The UK will provide economic support to Afghanistan for another decade after the withdrawal of troops, Foreign Secretary William Hague has said.
At the end of an international conference on the future of the war-ravaged country, Mr Hague insisted Britain would continue to support Afghanistan "long after" 2014, when UK forces will finally be withdrawn from combat roles.
The one-day conference in Bonn, Germany, saw about 100 nations and international organisations, including the United Nations, jointly pledge political and financial long-term support to prevent Afghanistan reverting to a safe haven for terrorists.
"We will not abandon Afghanistan: the sacrifices made over the last 10 years have not been made in vain," Mr Hague said.
"This conference has sent a clear signal that Afghanistan's friends will continue to support her long after international combat troops have left the country."
He added: "We have committed ourselves to provide economic support to Afghanistan for the decade after 2014, until Afghanistan becomes economically self-sustainable."

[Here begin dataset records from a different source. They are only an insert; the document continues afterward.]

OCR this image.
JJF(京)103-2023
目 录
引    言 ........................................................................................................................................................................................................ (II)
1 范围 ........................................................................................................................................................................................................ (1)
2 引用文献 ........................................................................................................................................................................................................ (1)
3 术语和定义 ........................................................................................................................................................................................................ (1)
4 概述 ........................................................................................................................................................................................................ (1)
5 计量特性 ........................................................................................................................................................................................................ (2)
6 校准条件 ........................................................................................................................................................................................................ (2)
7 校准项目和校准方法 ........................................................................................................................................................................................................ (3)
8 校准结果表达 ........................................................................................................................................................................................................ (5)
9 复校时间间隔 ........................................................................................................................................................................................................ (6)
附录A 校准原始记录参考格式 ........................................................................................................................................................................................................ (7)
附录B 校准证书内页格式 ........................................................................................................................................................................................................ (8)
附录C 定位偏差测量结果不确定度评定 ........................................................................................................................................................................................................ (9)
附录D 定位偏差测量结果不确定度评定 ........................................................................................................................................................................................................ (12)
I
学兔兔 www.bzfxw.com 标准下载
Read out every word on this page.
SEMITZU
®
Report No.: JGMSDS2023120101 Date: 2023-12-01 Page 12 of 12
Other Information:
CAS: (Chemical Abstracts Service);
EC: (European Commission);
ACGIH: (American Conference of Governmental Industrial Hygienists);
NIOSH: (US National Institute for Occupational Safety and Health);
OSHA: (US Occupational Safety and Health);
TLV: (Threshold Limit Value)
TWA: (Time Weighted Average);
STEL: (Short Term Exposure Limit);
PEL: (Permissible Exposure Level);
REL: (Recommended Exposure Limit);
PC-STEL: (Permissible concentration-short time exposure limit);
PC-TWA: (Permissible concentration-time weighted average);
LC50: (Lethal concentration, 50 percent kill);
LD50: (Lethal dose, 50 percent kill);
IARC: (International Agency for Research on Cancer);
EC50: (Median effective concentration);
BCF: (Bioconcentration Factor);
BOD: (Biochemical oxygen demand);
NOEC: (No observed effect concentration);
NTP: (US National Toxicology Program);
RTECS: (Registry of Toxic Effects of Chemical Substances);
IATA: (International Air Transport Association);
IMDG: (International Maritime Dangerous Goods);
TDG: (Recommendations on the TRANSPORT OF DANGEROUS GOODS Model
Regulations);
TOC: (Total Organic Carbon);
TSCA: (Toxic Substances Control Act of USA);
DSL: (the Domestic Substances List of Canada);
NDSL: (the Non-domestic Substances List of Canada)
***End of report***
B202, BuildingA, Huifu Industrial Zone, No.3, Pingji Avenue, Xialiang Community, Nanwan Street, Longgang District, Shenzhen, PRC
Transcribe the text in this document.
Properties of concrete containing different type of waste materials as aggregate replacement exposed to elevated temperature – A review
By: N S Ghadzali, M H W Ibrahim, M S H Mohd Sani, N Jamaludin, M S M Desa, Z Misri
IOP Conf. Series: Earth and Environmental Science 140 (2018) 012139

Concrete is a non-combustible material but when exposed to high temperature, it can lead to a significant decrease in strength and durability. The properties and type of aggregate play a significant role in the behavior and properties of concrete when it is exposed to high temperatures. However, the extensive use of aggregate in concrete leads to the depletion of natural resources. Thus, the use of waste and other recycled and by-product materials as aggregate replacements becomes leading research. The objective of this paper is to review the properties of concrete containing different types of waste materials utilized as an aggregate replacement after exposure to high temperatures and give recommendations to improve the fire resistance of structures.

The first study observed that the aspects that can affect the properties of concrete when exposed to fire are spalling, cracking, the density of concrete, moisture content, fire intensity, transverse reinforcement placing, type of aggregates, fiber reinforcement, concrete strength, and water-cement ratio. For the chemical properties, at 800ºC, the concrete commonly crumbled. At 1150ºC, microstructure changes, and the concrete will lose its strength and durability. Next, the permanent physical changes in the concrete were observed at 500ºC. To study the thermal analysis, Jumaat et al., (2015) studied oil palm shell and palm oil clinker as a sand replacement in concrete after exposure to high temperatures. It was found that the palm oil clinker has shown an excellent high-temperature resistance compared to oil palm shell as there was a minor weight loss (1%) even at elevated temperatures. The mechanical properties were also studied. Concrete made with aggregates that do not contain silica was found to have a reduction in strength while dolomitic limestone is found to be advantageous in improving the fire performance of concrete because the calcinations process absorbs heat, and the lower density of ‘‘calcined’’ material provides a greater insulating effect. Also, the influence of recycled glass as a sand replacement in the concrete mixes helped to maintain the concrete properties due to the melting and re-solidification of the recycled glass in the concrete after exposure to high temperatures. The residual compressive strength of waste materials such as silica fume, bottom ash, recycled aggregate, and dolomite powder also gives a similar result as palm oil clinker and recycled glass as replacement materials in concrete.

Afghan president Hamid Karzai is to visit Britain this week to sign a long-term partnership agreement between the UK and Afghanistan.
He said that foreign nations' continued "commitment and support" would be vital to "consolidate our gains" after a decade of fighting the Taliban already in Afghanistan.
"We will need your steadfast support for at least another decade," Mr Karzai told the conference, which followed a recent warning by the World Bank of a sharp budget shortfall as the 130,000 international troops stationed in Afghanistan withdraw.